Agência Estado
De Brasília
O presidente da Confederação Nacional da Agricultura (CNA), Antônio Ernesto de Salvo, disse ontem que dentro de 30 dias a entidade espera encaminhar às federações e sindicatos rurais dos principais Estados produtores do País os levantamentos que estão sendo feitos sobre custo de produção, seletividade de crédito e aumentos dos insumos agrícolas. A entidade decidiu ontem, em reunião com lideranças ruralistas, recomendar uma racionalização para a próxima safra que começa a ser plantada em outubro.
De Salvo insistiu que a CNA não pretende incentivar deliberadamente uma redução no volume a ser plantado nesta safra. ‘‘Não há intenção deliberada de diminuir o plantio’’, disse, mas insistiu que já existe uma ‘‘dificuldade’’ de obtenção de crédito.
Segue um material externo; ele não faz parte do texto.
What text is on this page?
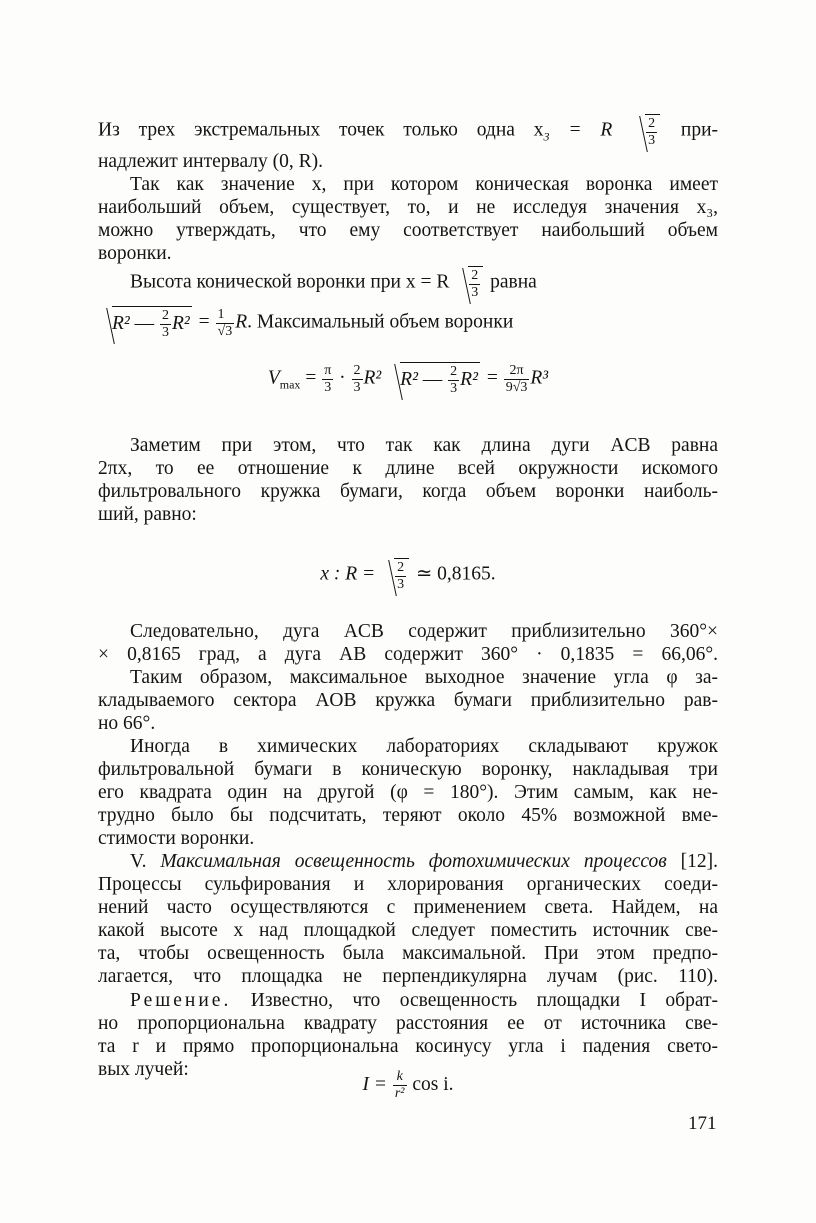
Из трех экстремальных точек только одна $x_3 = R \frac{2}{3} при-$
надлежит интервалу (0, R).
Так как значение x, при котором коническая воронка имеет
наибольший объем, существует, то, и не исследуя значения x₃,
можно утверждать, что ему соответствует наибольший объем
воронки.
Высота конической воронки при x = R $\frac{2}{3}$ равна
R² — $\frac{2}{3} R^2 = \frac{1}{√3} R$. Максимальный объем воронки
$V_{max} = \frac{\pi}{3} \cdot \frac{2}{3} R^2$ R² — $\frac{2}{3} R^2 = \frac{2\pi}{9√3} R^3$
Заметим при этом, что так как длина дуги ACB равна
2πx, то ее отношение к длине всей окружности искомого
фильтровального кружка бумаги, когда объем воронки наиболь-
ший, равно:
x : $R = \frac{2}{3}$ ≃ 0,8165.
Следовательно, дуга ACB содержит приблизительно 360°×
× 0,8165 град, а дуга AB содержит 360° · 0,1835 = 66,06°.
Таким образом, максимальное выходное значение угла φ за-
кладываемого сектора AOB кружка бумаги приблизительно рав-
но 66°.
Иногда в химических лабораториях складывают кружок
фильтровальной бумаги в коническую воронку, накладывая три
его квадрата один на другой (φ = 180°). Этим самым, как не-
трудно было бы подсчитать, теряют около 45% возможной вме-
стимости воронки.
V. Максимальная освещенность фотохимических процессов [12].
Процессы сульфирования и хлорирования органических соеди-
нений часто осуществляются с применением света. Найдем, на
какой высоте x над площадкой следует поместить источник све-
та, чтобы освещенность была максимальной. При этом предпо-
лагается, что площадка не перпендикулярна лучам (рис. 110).
Решение. Известно, что освещенность площадки I обрат-
но пропорциональна квадрату расстояния ее от источника све-
та r и прямо пропорциональна косинусу угла i падения свето-
вых лучей:
$I = \frac{k}{\text{r²}}$ cos i.
171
De Salvo insistiu que é necessário manter a pressão no Congresso para aprovação do recurso contra a decisão da Comissão de Constitutição e Justiça (CCJ), que considerou inconstitucional o projeto de renegociação das dívidas do setor. ‘‘Sabemos que ganhar esta votação não significa um benefício imediato, mas temos que pressionar o governo a buscar uma solução definitiva para o problema e não a apresentação de paliativos’’, disse De Salvo, se referindo à Medida Provisória encaminhada ao Congresso com a proposta de renegociação defendida pelo governo. O presidente da CNA insiste que o ministro da Agricultura, Pratini de Moraes, precisa debater com os agricultores sobre o problema das dívidas.